A letter to Cafritz was presented for approval at last night’s town legislative meeting. The letter addressed several needs that the town council wanted addressed by the Cafriz developers, and one of the issues was the amount of surface parking in the front of the Whole Foods structure.
The town requested, in agreement with University Park, that the majority of the parking be structured parking, as opposed to a large surface lot. This request would bring the proposal into compliance with Riverdale Park’s M-UTC guidelines, under which free-standing parking lots are not permitted.
Jane Cafritz and members of her development team were present at the meeting and commented on the letter, particularly on the issue of parking.
“I’m not sure where this idea comes that parking is negotiable,” Cafritz said to the council, stating that a surface parking lot is part of the existing lease agreement with Whole Foods.
Architect Jim Voelzke was also on hand to discuss the design of the parking lot. He explained that they had significantly reduced the number of spaces in front of the store to 200 and that these spaces serve as a teaser-lot for the entire development. Voelske also pointed out that the proposed lot does not represent a dedicated lot for only Whole Foods, something the grocery chain usually requires.
Voelzke also told the committee that structured parking puts a grocery store at a disadvantage, and that Whole Foods was already taking a risk by opening their first store in Prince George’s County. He also made specific reference to the new location of the Whole Foods in North Bethesda and said that customers had complained about the lack of surface parking and that as a result, sales had suffered.
“Structured parking works best with multiple entry points,” said Voelzke, and there are not multiple entry points on the current plan.
Council Member Jonathan Ebbeler (Ward 1), questioned the idea that Whole Foods requires surface parking. He specifically mentioned a store the chain is opening in 2012 in Charlotte, NC, where the design has only 57 surface parking spaces and 146 below-ground parking spaces. According to Ebbeler, this design would be more consistent for our area.
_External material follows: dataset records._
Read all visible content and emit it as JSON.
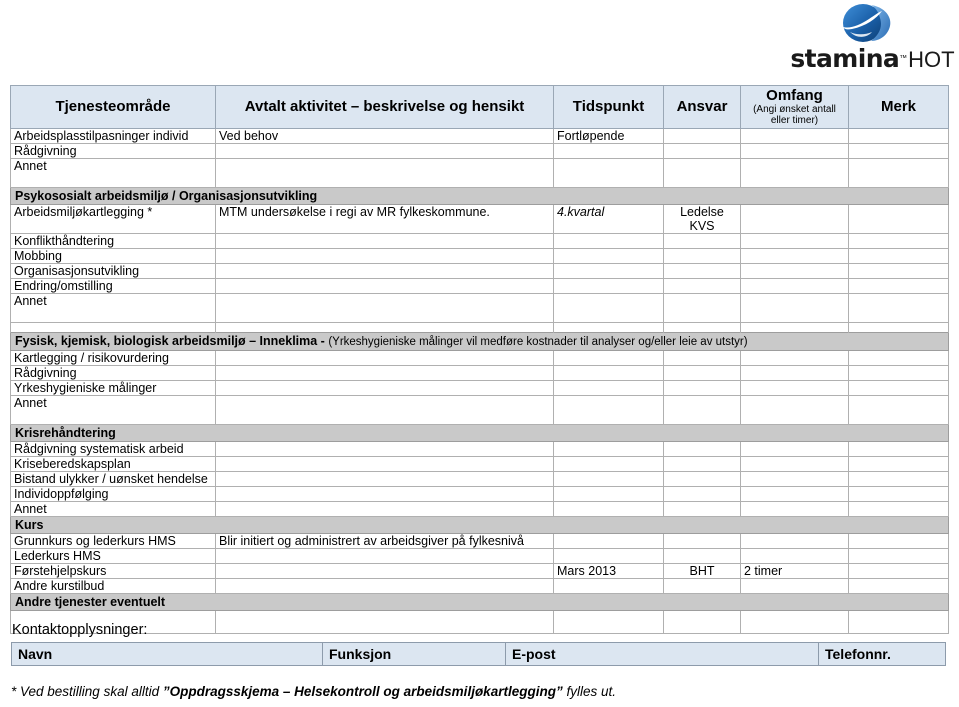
{
  "logo": {
    "mark_icon": "stamina-sphere-icon",
    "wordmark_main": "stamina",
    "wordmark_tm": "™",
    "wordmark_suffix": "HOT",
    "brand_color": "#1a6fc4"
  },
  "table": {
    "headers": {
      "tjenesteomrade": "Tjenesteområde",
      "aktivitet": "Avtalt aktivitet – beskrivelse og hensikt",
      "tidspunkt": "Tidspunkt",
      "ansvar": "Ansvar",
      "omfang": "Omfang",
      "omfang_sub": "(Angi ønsket antall eller timer)",
      "merk": "Merk"
    },
    "rows": [
      {
        "kind": "data",
        "tjeneste": "Arbeidsplasstilpasninger individ",
        "aktivitet": "Ved behov",
        "tidspunkt": "Fortløpende",
        "ansvar": "",
        "omfang": "",
        "merk": ""
      },
      {
        "kind": "data",
        "tjeneste": "Rådgivning",
        "aktivitet": "",
        "tidspunkt": "",
        "ansvar": "",
        "omfang": "",
        "merk": ""
      },
      {
        "kind": "data",
        "tjeneste": "Annet",
        "aktivitet": "",
        "tidspunkt": "",
        "ansvar": "",
        "omfang": "",
        "merk": "",
        "tall": true
      },
      {
        "kind": "section",
        "title": "Psykososialt arbeidsmiljø / Organisasjonsutvikling",
        "note": ""
      },
      {
        "kind": "data",
        "tjeneste": "Arbeidsmiljøkartlegging *",
        "aktivitet": "MTM undersøkelse i regi av MR fylkeskommune.",
        "tidspunkt": "4.kvartal",
        "tidspunkt_italic": true,
        "ansvar": "Ledelse\nKVS",
        "ansvar_center": true,
        "omfang": "",
        "merk": "",
        "tall": true
      },
      {
        "kind": "data",
        "tjeneste": "Konflikthåndtering",
        "aktivitet": "",
        "tidspunkt": "",
        "ansvar": "",
        "omfang": "",
        "merk": ""
      },
      {
        "kind": "data",
        "tjeneste": "Mobbing",
        "aktivitet": "",
        "tidspunkt": "",
        "ansvar": "",
        "omfang": "",
        "merk": ""
      },
      {
        "kind": "data",
        "tjeneste": "Organisasjonsutvikling",
        "aktivitet": "",
        "tidspunkt": "",
        "ansvar": "",
        "omfang": "",
        "merk": ""
      },
      {
        "kind": "data",
        "tjeneste": "Endring/omstilling",
        "aktivitet": "",
        "tidspunkt": "",
        "ansvar": "",
        "omfang": "",
        "merk": ""
      },
      {
        "kind": "data",
        "tjeneste": "Annet",
        "aktivitet": "",
        "tidspunkt": "",
        "ansvar": "",
        "omfang": "",
        "merk": "",
        "tall": true
      },
      {
        "kind": "spacer"
      },
      {
        "kind": "section",
        "title": "Fysisk, kjemisk, biologisk arbeidsmiljø – Inneklima - ",
        "note": "(Yrkeshygieniske målinger vil medføre kostnader til analyser og/eller leie av utstyr)"
      },
      {
        "kind": "data",
        "tjeneste": "Kartlegging / risikovurdering",
        "aktivitet": "",
        "tidspunkt": "",
        "ansvar": "",
        "omfang": "",
        "merk": ""
      },
      {
        "kind": "data",
        "tjeneste": "Rådgivning",
        "aktivitet": "",
        "tidspunkt": "",
        "ansvar": "",
        "omfang": "",
        "merk": ""
      },
      {
        "kind": "data",
        "tjeneste": "Yrkeshygieniske målinger",
        "aktivitet": "",
        "tidspunkt": "",
        "ansvar": "",
        "omfang": "",
        "merk": ""
      },
      {
        "kind": "data",
        "tjeneste": "Annet",
        "aktivitet": "",
        "tidspunkt": "",
        "ansvar": "",
        "omfang": "",
        "merk": "",
        "tall": true
      },
      {
        "kind": "section",
        "title": "Krisrehåndtering",
        "note": ""
      },
      {
        "kind": "data",
        "tjeneste": "Rådgivning systematisk arbeid",
        "aktivitet": "",
        "tidspunkt": "",
        "ansvar": "",
        "omfang": "",
        "merk": ""
      },
      {
        "kind": "data",
        "tjeneste": "Kriseberedskapsplan",
        "aktivitet": "",
        "tidspunkt": "",
        "ansvar": "",
        "omfang": "",
        "merk": ""
      },
      {
        "kind": "data",
        "tjeneste": "Bistand ulykker / uønsket hendelse",
        "aktivitet": "",
        "tidspunkt": "",
        "ansvar": "",
        "omfang": "",
        "merk": ""
      },
      {
        "kind": "data",
        "tjeneste": "Individoppfølging",
        "aktivitet": "",
        "tidspunkt": "",
        "ansvar": "",
        "omfang": "",
        "merk": ""
      },
      {
        "kind": "data",
        "tjeneste": "Annet",
        "aktivitet": "",
        "tidspunkt": "",
        "ansvar": "",
        "omfang": "",
        "merk": ""
      },
      {
        "kind": "section",
        "title": "Kurs",
        "note": ""
      },
      {
        "kind": "data",
        "tjeneste": "Grunnkurs og lederkurs HMS",
        "aktivitet": "Blir initiert og administrert av arbeidsgiver på fylkesnivå",
        "tidspunkt": "",
        "ansvar": "",
        "omfang": "",
        "merk": ""
      },
      {
        "kind": "data",
        "tjeneste": "Lederkurs HMS",
        "aktivitet": "",
        "tidspunkt": "",
        "ansvar": "",
        "omfang": "",
        "merk": ""
      },
      {
        "kind": "data",
        "tjeneste": "Førstehjelpskurs",
        "aktivitet": "",
        "tidspunkt": "Mars 2013",
        "ansvar": "BHT",
        "ansvar_center": true,
        "omfang": "2 timer",
        "merk": ""
      },
      {
        "kind": "data",
        "tjeneste": "Andre kurstilbud",
        "aktivitet": "",
        "tidspunkt": "",
        "ansvar": "",
        "omfang": "",
        "merk": ""
      },
      {
        "kind": "section",
        "title": "Andre tjenester eventuelt",
        "note": ""
      },
      {
        "kind": "data",
        "tjeneste": "",
        "aktivitet": "",
        "tidspunkt": "",
        "ansvar": "",
        "omfang": "",
        "merk": "",
        "tall2": true
      }
    ]
  },
  "contact": {
    "label": "Kontaktopplysninger:",
    "headers": [
      "Navn",
      "Funksjon",
      "E-post",
      "Telefonnr."
    ]
  },
  "footnote": {
    "star": "* ",
    "pre": "Ved bestilling skal alltid ",
    "bold": "”Oppdragsskjema – Helsekontroll og arbeidsmiljøkartlegging”",
    "post": " fylles ut."
  }
}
Voelzke was not familiar with this store, but said he would look into the design.
Ebbeler also thought that the current proposed parking lot was not fitting with Whole Food’s green policies, and asked for an explanation.
“I think it only proper for Whole Foods to explain to impacted municipalities why they believe a football field of parking fronting Route 1 is appropriate for a company that touts itself as green, community-minded, and forward thinking,” said Ebbeler.
“If that is not Whole Food’s actual position, I think it is also important for the town council to know that prior to voting,” he said.
Ebbeler and the town council remain dedicated to solving the parking issue, and Cafritz reiterated her dedication to this project as well.
“The town is excited to have a gold-standard company like Whole Foods committed to the Cafritz site and we are performing due diligence to ascertain the facts prior to voting on zoning changes on a key development project,”he said.
The discussion will continue on Wednesday, November 9, at the council’s worksession dedicated to Cafritz. The meeting will be held at 8 p.m. in the Town Hall. The Cafritz developers are expected to be in attendance.